My questions for community:
- Is it really builtin Partitioned tables/indexes make developing more simple?
- Does it have really inconvenient limitations now in MS SQL Server 2016 (as Enterprise, as or everything not so bad?
Columnstore Indexes – another interesting option from @DavidBrowne, but as described at MSDN:
Columnstore indexes give high performance gains for queries that use full table scans, and are not well-suited for queries that seek into the data, searching for a particular value.
Unfortunately, we mostly search for 100-200 records in logs, rather than calculate complex statistics, but I save it in the mind for future, maybe will be helpfull.
UPD2: @DanGuzman, I meant Aligned indexes when said about some requirements – https://technet.microsoft.com/en-us/library/ms187526(v=sql.105).aspx:
Partitioning NonClustered Indexes
When partitioning a unique nonclustered index,
the index key must contain the partitioning column. When partitioning
a nonunique, nonclustered index, SQL Server adds the partitioning
column by default as a nonkey (included) column of the index to make
sure the index is aligned with the base table. SQL Server does not add
the partitioning column to the index if it is already present in the
It’s also heavily recommended not to have Non-Aligned indexes 1) partitioning big tables – indexes , 2) Performance Impacts of Partitioned Aligned Indexes.
It means – if we want to make queries faster just for last month, we need to: 1) cover all table by this index (but it requires really more disk/memory) or 2) organize long maintenance window for partition switching and indexes rebuilding.
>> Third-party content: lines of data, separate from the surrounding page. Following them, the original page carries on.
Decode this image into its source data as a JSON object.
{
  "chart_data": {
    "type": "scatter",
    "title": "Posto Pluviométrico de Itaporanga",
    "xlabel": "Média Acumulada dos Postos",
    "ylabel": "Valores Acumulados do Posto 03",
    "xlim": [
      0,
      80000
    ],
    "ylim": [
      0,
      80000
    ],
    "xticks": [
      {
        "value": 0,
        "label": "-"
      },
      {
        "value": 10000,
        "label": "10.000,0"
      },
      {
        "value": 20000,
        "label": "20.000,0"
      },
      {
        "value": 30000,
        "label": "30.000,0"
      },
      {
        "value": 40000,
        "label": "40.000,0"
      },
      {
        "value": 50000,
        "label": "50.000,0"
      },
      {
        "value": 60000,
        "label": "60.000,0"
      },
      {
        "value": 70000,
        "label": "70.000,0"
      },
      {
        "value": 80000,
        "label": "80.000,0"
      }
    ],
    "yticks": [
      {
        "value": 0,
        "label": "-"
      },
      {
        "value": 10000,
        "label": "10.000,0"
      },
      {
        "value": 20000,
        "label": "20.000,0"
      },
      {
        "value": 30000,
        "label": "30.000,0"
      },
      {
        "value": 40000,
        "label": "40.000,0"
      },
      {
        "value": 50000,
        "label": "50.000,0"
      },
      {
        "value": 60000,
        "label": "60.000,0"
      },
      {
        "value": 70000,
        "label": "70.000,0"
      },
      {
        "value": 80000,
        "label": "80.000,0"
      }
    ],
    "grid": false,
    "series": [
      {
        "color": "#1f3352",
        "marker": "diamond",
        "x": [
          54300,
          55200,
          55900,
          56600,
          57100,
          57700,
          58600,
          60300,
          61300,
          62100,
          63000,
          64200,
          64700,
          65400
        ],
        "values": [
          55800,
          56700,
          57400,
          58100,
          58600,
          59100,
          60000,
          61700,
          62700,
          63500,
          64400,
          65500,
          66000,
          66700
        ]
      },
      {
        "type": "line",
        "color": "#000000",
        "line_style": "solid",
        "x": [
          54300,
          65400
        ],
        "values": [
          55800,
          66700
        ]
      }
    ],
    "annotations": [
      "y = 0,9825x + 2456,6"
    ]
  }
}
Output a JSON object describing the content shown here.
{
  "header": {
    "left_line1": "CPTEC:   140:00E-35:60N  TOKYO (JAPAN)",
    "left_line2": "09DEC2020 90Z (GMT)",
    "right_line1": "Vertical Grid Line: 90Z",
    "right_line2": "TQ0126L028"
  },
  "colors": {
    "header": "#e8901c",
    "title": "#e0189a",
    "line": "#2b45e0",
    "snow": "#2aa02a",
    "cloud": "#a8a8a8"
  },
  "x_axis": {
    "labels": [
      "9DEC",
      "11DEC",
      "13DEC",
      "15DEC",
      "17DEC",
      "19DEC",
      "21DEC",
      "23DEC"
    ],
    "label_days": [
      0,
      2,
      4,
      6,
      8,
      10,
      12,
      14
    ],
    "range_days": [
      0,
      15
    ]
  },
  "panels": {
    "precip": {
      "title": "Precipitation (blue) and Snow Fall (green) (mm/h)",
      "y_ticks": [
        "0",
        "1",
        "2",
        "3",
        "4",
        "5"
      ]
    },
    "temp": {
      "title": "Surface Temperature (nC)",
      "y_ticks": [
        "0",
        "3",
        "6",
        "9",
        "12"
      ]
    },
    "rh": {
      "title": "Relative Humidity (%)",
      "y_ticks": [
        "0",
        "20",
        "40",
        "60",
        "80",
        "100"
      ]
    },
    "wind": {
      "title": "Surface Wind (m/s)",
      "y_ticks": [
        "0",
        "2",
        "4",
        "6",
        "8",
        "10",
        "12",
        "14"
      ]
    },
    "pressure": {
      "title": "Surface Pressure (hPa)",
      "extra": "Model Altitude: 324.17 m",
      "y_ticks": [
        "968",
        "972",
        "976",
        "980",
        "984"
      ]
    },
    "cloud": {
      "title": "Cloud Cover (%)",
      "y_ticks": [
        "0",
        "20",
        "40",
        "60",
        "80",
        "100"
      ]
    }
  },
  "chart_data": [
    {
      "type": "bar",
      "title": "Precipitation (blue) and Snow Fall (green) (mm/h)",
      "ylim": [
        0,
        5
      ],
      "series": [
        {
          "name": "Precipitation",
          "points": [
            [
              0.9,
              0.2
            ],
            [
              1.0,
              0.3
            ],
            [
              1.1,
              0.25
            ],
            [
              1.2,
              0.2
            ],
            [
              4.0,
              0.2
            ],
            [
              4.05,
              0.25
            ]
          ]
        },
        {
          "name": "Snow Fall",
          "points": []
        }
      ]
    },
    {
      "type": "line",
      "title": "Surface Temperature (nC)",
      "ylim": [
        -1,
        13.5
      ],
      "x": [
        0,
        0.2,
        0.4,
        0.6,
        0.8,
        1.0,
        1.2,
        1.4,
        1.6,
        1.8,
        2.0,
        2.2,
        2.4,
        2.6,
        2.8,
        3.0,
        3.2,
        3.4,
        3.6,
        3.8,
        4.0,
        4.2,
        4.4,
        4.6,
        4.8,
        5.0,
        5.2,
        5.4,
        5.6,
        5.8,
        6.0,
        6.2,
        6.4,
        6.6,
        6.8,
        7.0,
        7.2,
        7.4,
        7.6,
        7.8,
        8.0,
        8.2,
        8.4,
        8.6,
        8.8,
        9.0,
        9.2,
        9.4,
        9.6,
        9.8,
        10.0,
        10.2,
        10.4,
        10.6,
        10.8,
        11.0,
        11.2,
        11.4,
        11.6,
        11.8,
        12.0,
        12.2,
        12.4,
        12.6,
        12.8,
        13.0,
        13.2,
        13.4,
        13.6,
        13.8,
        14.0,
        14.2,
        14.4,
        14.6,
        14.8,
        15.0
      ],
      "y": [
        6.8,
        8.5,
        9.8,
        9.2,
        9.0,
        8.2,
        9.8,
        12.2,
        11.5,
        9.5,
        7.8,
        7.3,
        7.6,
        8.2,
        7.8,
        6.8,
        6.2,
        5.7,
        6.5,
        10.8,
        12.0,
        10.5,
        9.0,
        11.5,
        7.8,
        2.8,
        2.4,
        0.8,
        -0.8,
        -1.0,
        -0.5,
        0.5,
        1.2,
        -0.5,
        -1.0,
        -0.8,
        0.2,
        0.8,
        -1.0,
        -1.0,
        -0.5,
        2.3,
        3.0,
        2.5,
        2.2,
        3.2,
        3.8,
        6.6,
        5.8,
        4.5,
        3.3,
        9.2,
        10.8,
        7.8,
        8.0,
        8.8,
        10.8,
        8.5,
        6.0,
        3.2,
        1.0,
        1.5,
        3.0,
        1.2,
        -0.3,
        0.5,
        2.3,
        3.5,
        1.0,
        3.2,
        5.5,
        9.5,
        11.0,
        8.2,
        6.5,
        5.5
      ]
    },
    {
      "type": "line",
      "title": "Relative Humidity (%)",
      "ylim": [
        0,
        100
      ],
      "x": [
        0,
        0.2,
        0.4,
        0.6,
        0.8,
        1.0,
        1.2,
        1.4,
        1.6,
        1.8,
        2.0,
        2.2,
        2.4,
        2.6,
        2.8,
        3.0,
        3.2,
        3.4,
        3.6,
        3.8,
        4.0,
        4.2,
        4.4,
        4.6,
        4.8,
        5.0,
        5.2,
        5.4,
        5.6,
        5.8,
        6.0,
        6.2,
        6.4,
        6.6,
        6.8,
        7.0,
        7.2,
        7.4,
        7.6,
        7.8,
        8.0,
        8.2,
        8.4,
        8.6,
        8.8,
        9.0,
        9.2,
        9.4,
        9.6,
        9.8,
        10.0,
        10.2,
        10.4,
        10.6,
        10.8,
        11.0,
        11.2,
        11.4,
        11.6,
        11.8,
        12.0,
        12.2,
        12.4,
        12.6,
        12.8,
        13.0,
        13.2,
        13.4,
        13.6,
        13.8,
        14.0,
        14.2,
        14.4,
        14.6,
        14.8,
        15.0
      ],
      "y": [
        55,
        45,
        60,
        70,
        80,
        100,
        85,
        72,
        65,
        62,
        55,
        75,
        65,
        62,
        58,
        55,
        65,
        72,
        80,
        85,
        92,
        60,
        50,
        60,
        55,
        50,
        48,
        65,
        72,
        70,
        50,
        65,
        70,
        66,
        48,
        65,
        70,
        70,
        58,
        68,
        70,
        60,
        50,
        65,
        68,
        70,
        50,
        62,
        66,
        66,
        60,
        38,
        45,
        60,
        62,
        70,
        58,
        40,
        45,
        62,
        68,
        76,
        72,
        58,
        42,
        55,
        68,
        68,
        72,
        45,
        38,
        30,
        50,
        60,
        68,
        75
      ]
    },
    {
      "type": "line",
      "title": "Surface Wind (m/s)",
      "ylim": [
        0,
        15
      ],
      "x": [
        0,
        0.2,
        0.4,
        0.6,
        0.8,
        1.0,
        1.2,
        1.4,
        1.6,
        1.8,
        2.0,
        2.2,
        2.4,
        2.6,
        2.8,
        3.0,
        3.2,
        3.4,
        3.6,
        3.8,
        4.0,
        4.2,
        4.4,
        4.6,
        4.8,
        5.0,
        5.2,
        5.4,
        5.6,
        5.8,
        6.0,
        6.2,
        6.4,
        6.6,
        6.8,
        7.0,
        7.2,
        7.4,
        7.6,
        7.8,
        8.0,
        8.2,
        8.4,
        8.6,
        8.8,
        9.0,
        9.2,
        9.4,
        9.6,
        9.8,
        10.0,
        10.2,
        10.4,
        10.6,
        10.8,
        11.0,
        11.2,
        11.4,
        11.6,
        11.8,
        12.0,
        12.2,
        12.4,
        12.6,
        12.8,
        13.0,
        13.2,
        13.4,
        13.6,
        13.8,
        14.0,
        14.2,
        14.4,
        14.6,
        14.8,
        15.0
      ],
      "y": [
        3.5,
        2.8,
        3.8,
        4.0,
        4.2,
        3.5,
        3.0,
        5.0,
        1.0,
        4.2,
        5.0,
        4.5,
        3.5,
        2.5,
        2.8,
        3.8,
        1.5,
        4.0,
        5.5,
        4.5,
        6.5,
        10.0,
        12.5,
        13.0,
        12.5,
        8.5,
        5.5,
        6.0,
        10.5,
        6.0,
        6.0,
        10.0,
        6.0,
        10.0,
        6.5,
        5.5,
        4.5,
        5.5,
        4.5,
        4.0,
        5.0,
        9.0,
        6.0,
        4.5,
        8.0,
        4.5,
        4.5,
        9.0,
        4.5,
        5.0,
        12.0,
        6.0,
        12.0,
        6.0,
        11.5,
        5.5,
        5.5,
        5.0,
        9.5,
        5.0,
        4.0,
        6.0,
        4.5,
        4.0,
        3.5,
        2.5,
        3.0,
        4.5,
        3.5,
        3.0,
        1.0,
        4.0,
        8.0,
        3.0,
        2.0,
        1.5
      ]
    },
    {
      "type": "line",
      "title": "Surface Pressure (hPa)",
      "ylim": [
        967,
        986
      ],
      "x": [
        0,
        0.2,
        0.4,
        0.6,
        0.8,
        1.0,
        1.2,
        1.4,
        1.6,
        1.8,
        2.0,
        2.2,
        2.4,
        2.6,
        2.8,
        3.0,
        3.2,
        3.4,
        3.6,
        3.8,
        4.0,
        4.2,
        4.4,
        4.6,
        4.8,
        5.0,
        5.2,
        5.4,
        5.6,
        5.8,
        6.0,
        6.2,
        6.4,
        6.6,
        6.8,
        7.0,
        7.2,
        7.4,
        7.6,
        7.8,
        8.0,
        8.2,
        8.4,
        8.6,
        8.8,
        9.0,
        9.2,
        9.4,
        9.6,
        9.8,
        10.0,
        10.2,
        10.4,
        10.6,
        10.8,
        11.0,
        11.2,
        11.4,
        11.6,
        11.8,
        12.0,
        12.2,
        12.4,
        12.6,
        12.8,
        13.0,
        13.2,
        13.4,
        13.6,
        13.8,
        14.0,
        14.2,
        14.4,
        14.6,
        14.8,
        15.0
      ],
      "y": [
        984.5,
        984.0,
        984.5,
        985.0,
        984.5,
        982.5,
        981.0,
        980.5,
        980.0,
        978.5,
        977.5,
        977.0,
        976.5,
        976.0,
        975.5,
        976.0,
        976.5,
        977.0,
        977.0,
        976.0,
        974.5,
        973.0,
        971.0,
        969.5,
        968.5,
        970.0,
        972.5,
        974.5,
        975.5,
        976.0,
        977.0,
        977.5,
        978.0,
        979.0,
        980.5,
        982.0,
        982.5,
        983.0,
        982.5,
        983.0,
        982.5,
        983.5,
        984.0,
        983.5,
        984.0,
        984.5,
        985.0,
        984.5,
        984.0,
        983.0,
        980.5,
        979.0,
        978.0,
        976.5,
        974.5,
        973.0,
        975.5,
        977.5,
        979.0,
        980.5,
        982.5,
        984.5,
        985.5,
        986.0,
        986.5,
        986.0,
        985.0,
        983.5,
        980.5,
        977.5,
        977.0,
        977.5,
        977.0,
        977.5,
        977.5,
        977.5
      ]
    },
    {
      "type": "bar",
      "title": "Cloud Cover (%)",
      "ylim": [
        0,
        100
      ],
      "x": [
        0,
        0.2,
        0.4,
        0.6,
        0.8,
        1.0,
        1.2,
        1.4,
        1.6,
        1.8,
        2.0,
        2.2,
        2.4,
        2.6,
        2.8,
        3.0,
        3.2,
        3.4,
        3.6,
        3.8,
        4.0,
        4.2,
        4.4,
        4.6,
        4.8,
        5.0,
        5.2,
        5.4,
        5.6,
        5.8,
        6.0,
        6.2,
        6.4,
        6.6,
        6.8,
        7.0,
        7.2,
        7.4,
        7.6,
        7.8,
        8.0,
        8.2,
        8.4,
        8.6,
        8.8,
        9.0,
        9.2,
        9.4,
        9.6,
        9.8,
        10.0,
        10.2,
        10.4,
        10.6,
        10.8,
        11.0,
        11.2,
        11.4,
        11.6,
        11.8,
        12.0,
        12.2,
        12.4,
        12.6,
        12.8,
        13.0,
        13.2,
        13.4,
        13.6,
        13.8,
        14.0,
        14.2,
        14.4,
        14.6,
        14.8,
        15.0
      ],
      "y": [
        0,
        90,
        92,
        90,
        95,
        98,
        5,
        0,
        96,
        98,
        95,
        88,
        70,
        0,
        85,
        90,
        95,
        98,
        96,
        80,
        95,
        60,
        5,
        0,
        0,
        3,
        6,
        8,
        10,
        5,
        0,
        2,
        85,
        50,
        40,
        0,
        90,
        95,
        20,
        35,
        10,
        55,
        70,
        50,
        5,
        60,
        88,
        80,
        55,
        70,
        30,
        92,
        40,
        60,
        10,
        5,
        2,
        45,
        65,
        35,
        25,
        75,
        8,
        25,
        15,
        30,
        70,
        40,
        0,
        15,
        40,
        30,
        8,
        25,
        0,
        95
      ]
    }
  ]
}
Is it really builtin Partitioned tables/indexes make developing more
Compared to developing against independent tables that do not have view abstraction, partitioned tables are much easier to query because partitioning is transparent to application queries.
Partitioned table sliding window maintenance involves partition
SWITCH in the pre-SQL 2016 world) plus a partition function
SPLIT/MERGE. Older data/index partitions can be compressed during the maintenance. One should also update partition stats after a
SWITCH. DDL scripts for these operations are easily automated and less complex than scripts that create/drop/compress separate tables and indexes dynamically.
Does it have really inconvenient limitations now in MS SQL Server 2016
(as Enterprise, as or everything not so bad?
The biggest limitation with table partitioning is that the partitioning column must be part of all unique indexes and constraints. As long as the tables you plan to partition table fit within these considerations, partitioning provides a number of manageability benefits without changes to app code. Note that Microsoft recommends partitioned tables over partitioned views when possible. Beginning with SQL Server 2016 SP1, partitioned tables are available in Standard Edition.
Columnstore compression often provides much higher compression that page or row compression on a rowstore. You can also create partitioned non-clustered indexes (compressed or not) on a partitioned columnstore to improve performance of queries that return relatively few rows. I suggest you consider both table partitioning and columnstore.
I’m not sure I fully understand why you would want to make queries faster only for last month. I’m guessing you just don’t want the space overhead for indexes on data that are infrequently used. Given the low cost of storage nowadays, I wouldn’t bother introducing additional complexity to save some index space. I suspect compression, especially columnstore, will eliminate the need to jump through such hoops.
If you are still unsure of the path forward, I suggest you develop prototypes of the candidate designs and choose the one that best addresses your needs with the least complexity.